Thursday 2 January 2014

New Year's Resolution: do a pull up

My New Year's Resolution is to do a pull up by the end of 2014. It doesn't sound like much, but I weigh almost 12 stone and have the arm strength of a small child.

So to get to this almighty goal, I'm going to have to lose the chub. 

It's not going to be easy. Last year I trained pretty hard for a half marathon and gave up all nice (bad) food for Lent, but only lost about 4lbs, which sneakily found their way back onto my stomach and chin(s) when I wasn't looking. 

I've just about got the endurance fitness, now I need the strength. It's important to note too that in any apocalyptic situation, I may at some point have to pull myself up from a window ledge/cliff face/tree branch, so it would be comforting to know I could do it.  

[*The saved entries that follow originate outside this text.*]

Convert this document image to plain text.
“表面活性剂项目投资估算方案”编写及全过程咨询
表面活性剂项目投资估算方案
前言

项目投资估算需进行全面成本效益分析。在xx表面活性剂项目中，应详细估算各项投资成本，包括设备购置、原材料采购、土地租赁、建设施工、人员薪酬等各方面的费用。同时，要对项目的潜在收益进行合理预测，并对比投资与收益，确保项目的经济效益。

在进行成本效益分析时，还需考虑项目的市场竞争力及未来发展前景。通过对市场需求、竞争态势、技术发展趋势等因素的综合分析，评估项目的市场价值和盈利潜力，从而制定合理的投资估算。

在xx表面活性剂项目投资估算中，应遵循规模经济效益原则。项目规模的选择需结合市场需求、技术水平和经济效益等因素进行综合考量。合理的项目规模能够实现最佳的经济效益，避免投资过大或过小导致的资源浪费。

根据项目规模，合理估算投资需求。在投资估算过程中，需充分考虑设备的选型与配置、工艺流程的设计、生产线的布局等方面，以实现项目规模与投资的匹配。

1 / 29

I should also say that I don't really like succumbing to the whole female stereotype thing of hating my body and wanting to lose weight because it's silly, really. A couple of years ago I injured my back at the gym and had sciatica for about 11 months which meant I couldn't walk very far let alone run, so now I feel like just having legs that work is brilliant. However, sometimes I look pregnant and that's not on. 

I'm going to try to keep a short daily blog of my progress, just because I've never really kept a proper blog before and I've always felt vaguely guilty for not having one, seeing as I call myself a writer. 

DAY ONE  

On Day 1 of my resolution to do a pull up, I woke up in a Premier Inn in Langney smelling of cigars, jaeger-bombs and sick. I then went to an all-you-can eat Chinese buffet and strategically ate everything. Then, being far too full to do any exercise, I went home and watched TV for the rest of the day.

DAY TWO

This morning I made it to the gym, where I did my workout and managed to hang onto the pull up bar for about 10 seconds. I then went home and ate a giant slab of lasagne.